Obligations under the UN Charter.  The UN Charter imposes various obligations related to international peace and security.  The Preamble shows that the United Nations was created:  

“Determined to save succeeding generations from the scourge of war, which twice in our lifetime has brought untold sorrow on mankind . . . .”  

With that in mind, the preamble endorses that countries “unite our strength to maintain international peace and security.”

The “Purposes of the United Nations” then include—as the very first one—“[t]o maintain international peace and security, and to that end to take effective collective measures for the prevention and removal of threats to the peace and for the suppression of acts of aggression or other breaches of the peace.”

This is followed by Article 2(4), which states: “All Members shall refrain in their international relations from the threat or use of force against the territorial integrity or political independence of any state, or in any other manner inconsistent with the Purposes of the United Nations.”

Article 24(1) then grants the Security Council “primary responsibility for the maintenance of international peace and security.”

And, Article 24(2) states that “[i]n discharging these duties the Security Council shall act in accordance with the Purposes and Principles of the United Nations.”  As Judge Weeramantry wrote in his Dissenting Opinion in the Lockerbie case, Provisional Measures order: 

Article 24 itself offers us an immediate signpost to such a circumscribing boundary [on the powers of the Security Council] when it provides in Article 24(2) that the Security Council, in discharging its duties under Article 24(1) “shall act in accordance with the Purposes and Principles of the United Nations”.  The duty is imperative and the limits are categorically stated.  

(Lockerbie (Libya v.

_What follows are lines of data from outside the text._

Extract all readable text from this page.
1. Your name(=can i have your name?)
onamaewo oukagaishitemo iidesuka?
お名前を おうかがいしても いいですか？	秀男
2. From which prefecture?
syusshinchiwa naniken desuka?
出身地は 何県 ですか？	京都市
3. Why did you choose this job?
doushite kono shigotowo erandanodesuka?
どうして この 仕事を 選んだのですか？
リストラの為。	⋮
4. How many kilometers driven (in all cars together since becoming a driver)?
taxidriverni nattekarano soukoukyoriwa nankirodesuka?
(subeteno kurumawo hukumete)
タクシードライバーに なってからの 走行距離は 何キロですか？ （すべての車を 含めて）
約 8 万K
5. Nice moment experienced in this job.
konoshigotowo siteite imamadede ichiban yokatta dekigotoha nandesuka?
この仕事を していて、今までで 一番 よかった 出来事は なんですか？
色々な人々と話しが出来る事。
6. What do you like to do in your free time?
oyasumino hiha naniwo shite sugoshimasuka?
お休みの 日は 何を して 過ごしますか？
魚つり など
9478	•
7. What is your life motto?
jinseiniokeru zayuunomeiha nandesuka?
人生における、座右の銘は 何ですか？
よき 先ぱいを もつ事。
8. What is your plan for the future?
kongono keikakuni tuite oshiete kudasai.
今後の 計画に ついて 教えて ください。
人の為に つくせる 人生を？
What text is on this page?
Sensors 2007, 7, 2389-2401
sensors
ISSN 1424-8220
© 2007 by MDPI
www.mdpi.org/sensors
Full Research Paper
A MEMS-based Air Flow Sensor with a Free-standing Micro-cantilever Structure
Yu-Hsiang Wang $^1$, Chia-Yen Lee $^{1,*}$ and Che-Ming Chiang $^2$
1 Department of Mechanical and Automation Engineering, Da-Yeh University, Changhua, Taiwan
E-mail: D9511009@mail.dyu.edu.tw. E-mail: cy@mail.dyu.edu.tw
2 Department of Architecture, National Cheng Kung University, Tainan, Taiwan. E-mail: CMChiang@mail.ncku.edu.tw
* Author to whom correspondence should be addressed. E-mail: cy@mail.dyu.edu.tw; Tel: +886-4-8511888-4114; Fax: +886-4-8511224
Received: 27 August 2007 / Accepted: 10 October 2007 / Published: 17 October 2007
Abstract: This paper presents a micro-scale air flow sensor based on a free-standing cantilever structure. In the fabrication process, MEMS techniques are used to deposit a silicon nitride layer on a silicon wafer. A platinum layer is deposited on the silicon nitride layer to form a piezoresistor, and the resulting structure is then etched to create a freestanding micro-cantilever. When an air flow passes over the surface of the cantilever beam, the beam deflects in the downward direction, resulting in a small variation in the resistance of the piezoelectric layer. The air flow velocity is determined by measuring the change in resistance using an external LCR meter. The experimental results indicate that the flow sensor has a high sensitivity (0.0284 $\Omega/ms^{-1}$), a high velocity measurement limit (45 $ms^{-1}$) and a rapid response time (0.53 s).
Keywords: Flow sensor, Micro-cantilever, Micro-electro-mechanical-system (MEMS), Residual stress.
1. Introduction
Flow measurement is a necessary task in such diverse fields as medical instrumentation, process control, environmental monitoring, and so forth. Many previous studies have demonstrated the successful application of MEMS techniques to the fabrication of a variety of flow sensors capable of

UK), Provisional Measures, at 61; Lockerbie (Libya v. U.S.), Provisional Measures, at 171).  The “Purposes and Principles” of the UN, in Article 1(1), include respecting international law and acting to maintain international peace and security and suppress acts of aggression.

And, of course, all of Chapter VII is empowering the Security Council to act to maintain international peace and security.  

It is, therefore, in this context (of the recognition of these obligations) that other “Members of the United Nations agree to accept and carry out the decision of the Security Council in accordance with the present Charter” under Article 25.  

Another way to think of it is:  is the veto power so sacrosanct that it is legally effective despite the permanent member casting the veto violating all of these other obligations under the UN Charter including the “Purposes” of the United Nations itself, when the veto shields the perpetrator from condemnation or other measures, and in so doing enables continued violations of all of these provisions of the Charter?  

The veto power is contained within the Charter (Art. 27(3)).  It is at the same level as all of the other obligations in the Charter (or even a lower level, as it is procedural, and the obligations above are substantive).  So why is the veto power supposed to be “read” in isolation of the remainder of the UN Charter?  Just as it should not be able to be utilized to authorize the continued commission of genocide, war crimes, or crimes against humanity, it should not be permitted to sanction continuing aggression.

Practically, what could the other members of the United Nations do?  They could speak out against such vetoes (see, e.g., statement of Norway: Russia’s veto “undermines the purpose of the Security Council” and violates “the very foundation of the UN Charter”).  Additionally, in exploring measures the General Assembly could take, one possibility relates to the General Assembly being able, under Article 96(1) of the Charter, to request an Advisory Opinion on “any legal question” from the ICJ.  Thus, in the case of Friday’s veto blocking Security Council condemnation of aggression by the Russian Federation, the legality of the veto in question could be put to the International Court of Justice by the General Assembly.